Liberator routes this request to Transformer, because its RefinerService1 data service contains the include-pattern ^/FILTER/ (have a look in the Liberator configuration file for the Refiner Service blade at <Framework-root>/kits/CPB_RefinerService/CPB_RefinerService-<version>/Liberator/etc/rttp.conf).

The /FILTER prefix directs Transformer to pass the request on to its Refiner module, which then returns just those instruments whose BestBid field is greater than 20

Stock prices filtered by Refiner

Requesting a sorted container

In Liberator Explorer, request /FILTER/EXAMPLES/PRICING/CONTAINERS/EQUITIES?sort=FullName:text:ascending

Now Refiner sorts the instruments in ascending alphabetical order of the FullName field:

Stocks sorted by name by Refiner
Avoid filtering or sorting on record fields that are subject to frequent updates. Frequent updates can have an adverse affect on the performance of Caplin Refiner, Liberator, and the requesting clients.

Tuning Transformer’s JVM heap for Refiner

The default maximum heap size of Transformer’s JVM is 256MB. Before deploying Refiner to production, tune the maximum heap size of Transformer’s JVM to a size that can comfortably accommodate your data transformation workloads without running out of memory.

Follow the steps below:

  1. In the file <framework_root>/global_config/overrides/servers/Transformer/etc/java.conf, adjust the start and maximum JVM heap size to 2048MB or higher:

    # The size of the Java heap (in megabytes)
    define JVM_XMS_HEAP_SIZE        2048
    define JVM_XMX_HEAP_SIZE        2048

    Oracle recommend that the start and maximum size of the JVM are set to the same value to minimise garbage collection.

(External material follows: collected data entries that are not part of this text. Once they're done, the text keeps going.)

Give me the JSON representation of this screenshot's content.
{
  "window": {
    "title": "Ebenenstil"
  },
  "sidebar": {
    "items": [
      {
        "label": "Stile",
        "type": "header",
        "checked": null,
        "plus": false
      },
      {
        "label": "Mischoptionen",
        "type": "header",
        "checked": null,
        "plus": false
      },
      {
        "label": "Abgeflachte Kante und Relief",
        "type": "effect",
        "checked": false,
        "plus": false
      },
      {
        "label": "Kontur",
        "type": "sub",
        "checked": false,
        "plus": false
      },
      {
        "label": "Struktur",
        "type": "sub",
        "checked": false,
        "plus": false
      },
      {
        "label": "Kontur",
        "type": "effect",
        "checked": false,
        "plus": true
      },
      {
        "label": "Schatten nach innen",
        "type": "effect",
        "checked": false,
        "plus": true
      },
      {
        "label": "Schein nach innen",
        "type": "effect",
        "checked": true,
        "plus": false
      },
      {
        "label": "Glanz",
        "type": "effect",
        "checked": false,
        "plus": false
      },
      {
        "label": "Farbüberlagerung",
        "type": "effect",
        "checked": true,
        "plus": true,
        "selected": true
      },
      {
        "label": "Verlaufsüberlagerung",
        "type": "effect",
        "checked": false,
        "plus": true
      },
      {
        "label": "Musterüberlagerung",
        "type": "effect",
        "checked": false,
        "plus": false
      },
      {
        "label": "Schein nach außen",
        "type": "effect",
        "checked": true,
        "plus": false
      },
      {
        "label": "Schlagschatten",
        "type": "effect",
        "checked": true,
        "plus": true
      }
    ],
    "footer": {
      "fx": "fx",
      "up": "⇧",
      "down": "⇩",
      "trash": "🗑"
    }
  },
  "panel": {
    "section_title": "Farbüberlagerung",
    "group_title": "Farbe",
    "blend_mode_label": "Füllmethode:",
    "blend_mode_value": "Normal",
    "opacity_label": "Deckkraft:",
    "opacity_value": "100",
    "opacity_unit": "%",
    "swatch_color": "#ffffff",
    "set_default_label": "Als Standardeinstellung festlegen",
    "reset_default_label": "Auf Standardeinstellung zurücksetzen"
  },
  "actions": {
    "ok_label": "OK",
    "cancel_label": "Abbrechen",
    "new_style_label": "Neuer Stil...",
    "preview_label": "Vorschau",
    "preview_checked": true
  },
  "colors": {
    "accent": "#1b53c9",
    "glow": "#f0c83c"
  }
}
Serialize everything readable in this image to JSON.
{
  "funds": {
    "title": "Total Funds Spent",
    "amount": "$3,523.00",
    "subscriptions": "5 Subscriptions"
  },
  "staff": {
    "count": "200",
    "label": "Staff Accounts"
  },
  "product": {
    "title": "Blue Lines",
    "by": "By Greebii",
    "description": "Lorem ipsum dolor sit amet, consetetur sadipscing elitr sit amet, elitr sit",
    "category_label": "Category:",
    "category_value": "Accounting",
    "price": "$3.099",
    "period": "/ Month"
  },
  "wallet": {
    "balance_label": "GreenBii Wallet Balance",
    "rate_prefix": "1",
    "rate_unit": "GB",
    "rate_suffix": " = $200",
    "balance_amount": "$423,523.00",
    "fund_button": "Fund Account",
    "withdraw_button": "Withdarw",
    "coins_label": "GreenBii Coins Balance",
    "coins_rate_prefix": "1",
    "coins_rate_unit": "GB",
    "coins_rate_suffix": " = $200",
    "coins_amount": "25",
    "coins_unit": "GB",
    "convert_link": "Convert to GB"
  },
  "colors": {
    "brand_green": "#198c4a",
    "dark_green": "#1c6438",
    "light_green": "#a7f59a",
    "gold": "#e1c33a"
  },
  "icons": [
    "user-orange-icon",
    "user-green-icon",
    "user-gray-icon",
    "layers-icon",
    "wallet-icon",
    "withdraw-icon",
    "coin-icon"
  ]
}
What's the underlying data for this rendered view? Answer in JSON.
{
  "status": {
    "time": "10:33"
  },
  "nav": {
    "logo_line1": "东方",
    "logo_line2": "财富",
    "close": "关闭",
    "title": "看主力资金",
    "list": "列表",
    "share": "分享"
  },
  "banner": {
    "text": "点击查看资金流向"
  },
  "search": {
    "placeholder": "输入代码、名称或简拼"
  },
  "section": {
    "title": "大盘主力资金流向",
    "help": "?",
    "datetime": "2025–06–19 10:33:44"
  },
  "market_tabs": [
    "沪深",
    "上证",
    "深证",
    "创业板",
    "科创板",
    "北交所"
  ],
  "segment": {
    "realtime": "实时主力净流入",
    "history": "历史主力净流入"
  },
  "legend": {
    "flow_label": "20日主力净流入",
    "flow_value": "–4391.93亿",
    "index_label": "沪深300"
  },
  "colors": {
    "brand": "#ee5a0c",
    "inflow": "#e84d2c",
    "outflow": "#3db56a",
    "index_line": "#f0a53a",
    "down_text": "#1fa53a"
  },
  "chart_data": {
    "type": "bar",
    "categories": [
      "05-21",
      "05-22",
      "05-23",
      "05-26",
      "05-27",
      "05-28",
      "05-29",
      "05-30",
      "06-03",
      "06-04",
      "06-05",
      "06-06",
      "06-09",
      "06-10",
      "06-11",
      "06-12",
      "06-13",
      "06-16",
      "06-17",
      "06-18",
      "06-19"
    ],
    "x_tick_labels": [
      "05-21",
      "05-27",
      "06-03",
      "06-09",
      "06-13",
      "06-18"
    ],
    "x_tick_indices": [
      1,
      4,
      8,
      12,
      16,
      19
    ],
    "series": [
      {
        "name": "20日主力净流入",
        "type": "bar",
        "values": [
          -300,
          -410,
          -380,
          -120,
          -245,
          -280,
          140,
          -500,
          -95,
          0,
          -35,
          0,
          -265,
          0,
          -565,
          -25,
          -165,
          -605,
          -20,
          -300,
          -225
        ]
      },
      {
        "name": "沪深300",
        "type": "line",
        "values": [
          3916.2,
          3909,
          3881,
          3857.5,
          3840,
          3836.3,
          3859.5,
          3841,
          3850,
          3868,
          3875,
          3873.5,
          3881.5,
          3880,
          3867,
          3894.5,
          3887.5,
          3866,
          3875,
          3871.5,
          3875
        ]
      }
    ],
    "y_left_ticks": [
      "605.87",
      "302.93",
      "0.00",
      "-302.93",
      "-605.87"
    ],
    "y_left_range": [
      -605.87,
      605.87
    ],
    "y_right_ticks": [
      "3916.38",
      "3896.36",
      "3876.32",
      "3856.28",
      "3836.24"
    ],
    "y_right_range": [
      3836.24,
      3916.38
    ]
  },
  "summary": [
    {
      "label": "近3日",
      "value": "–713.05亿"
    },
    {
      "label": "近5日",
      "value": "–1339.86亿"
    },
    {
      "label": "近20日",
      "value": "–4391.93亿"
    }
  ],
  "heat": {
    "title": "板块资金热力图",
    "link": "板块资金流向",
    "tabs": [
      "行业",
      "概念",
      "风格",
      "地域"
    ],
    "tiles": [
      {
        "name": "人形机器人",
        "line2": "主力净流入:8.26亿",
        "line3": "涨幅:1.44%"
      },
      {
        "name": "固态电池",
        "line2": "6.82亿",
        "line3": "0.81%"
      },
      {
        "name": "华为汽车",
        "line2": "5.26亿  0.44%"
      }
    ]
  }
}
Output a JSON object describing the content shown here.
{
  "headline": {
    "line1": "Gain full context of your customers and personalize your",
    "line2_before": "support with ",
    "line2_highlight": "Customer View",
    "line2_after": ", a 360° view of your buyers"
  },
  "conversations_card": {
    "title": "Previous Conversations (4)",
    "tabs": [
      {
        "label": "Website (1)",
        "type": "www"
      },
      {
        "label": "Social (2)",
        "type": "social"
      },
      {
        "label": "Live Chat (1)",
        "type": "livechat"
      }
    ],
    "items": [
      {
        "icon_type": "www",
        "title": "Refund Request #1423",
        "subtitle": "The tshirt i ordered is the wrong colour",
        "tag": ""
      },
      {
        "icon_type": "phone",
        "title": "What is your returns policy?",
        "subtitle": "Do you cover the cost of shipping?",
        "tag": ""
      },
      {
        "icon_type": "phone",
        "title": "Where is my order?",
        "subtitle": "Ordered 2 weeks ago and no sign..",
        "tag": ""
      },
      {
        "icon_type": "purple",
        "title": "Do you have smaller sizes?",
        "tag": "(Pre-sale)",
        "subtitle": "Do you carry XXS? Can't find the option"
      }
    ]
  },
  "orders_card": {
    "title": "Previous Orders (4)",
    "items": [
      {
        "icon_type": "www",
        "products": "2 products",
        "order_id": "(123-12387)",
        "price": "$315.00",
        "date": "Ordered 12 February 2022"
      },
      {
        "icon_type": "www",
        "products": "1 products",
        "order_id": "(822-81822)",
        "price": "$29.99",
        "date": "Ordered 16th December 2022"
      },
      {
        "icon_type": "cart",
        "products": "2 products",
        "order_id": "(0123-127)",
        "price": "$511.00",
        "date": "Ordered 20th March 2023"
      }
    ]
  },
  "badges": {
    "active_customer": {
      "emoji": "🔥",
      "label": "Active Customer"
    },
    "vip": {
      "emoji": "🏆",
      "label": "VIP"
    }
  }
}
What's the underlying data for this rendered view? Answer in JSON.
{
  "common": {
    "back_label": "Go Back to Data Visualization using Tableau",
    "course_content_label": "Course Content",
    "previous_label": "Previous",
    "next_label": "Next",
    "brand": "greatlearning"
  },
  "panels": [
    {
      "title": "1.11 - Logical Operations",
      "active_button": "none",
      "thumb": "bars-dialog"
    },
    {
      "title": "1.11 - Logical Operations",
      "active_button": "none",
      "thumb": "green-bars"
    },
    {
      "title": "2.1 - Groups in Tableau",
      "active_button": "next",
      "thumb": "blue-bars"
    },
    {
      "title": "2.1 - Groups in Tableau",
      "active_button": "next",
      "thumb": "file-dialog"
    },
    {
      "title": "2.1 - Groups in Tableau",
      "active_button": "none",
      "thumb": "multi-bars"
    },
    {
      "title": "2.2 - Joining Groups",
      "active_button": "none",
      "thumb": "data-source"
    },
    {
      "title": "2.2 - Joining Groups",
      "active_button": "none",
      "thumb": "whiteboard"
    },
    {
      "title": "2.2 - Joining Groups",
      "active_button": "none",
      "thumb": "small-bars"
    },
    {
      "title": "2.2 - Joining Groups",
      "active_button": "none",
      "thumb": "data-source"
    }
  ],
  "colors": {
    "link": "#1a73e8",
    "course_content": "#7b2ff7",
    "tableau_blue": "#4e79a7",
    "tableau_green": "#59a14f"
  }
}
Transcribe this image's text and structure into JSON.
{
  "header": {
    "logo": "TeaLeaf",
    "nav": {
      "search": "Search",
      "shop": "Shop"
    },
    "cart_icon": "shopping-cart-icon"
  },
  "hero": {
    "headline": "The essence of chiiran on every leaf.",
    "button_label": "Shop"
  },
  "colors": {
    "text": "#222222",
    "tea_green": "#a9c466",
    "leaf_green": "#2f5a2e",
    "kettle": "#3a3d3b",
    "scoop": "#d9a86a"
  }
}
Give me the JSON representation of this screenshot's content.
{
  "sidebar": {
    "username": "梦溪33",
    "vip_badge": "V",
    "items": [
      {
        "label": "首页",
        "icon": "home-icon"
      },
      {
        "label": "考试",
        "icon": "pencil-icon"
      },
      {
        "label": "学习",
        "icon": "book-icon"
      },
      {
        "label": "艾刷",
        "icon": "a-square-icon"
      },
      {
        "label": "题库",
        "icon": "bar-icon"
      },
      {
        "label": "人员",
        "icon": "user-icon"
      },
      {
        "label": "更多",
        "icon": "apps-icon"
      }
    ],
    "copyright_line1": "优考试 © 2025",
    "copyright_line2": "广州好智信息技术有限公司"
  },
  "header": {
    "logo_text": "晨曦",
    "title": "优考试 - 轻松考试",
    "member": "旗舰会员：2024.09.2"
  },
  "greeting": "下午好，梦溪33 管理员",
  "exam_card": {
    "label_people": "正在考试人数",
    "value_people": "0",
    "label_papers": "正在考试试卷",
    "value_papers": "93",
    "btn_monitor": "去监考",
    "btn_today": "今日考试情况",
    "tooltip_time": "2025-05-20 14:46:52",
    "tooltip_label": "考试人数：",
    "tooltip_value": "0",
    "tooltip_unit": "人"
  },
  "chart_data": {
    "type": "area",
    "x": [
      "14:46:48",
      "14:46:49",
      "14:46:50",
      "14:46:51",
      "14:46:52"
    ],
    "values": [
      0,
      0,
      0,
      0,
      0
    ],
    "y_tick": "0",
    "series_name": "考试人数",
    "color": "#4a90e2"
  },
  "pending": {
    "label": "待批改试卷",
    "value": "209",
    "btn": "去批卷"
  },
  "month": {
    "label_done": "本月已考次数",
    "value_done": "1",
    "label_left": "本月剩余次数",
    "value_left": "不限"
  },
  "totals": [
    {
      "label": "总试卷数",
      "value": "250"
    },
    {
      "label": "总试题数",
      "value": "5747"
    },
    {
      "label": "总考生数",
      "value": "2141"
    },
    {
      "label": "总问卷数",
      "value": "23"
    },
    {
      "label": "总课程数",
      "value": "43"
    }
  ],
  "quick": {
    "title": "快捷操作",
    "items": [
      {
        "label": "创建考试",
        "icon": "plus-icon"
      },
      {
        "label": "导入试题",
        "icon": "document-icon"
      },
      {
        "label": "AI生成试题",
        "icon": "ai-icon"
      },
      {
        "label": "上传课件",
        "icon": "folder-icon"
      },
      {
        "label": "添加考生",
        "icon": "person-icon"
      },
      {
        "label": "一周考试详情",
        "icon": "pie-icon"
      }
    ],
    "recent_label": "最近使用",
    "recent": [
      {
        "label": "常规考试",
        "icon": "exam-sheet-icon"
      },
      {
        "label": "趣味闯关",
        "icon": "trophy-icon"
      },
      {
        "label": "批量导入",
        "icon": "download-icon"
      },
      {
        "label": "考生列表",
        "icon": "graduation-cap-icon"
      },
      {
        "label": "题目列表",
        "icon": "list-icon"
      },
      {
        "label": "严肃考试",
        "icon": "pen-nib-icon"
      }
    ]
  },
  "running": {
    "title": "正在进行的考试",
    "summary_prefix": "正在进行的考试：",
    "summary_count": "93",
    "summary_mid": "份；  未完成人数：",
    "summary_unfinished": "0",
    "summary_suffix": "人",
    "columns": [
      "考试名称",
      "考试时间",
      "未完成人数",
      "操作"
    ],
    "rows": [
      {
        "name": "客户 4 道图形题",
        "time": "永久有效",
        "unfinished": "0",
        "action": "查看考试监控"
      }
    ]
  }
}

  2. Start (or restart) Transformer:

    ./dfw start Transformer
  3. From the same user account used to start Transformer, run a JVM profiler and connect to Transformer’s embedded JVM (which has the same PID as Transformer). The JVM profiler records heap memory allocation over time, which you refer to in step 6.

    Free JVM profilers are distributed with Oracle Java: JConsole (jconsole), Java Mission Control (jmc), and Java VisualVM (jvisualvm).
  4. Test Transformer with Refiner against your expected production workloads.

  5. If Transformer raises out-of-memory errors during your tests, then increase the maximum heap size and begin again from step 2.

  6. Referring to the JVM profiler’s graph of free heap memory, increase/decrease the JVM heap size to a size that can run your expected Refiner workloads while retaining a comfortable margin of free memory to cope with unexpected spikes in workload. After adjusting the JVM heap size, begin again from step 2.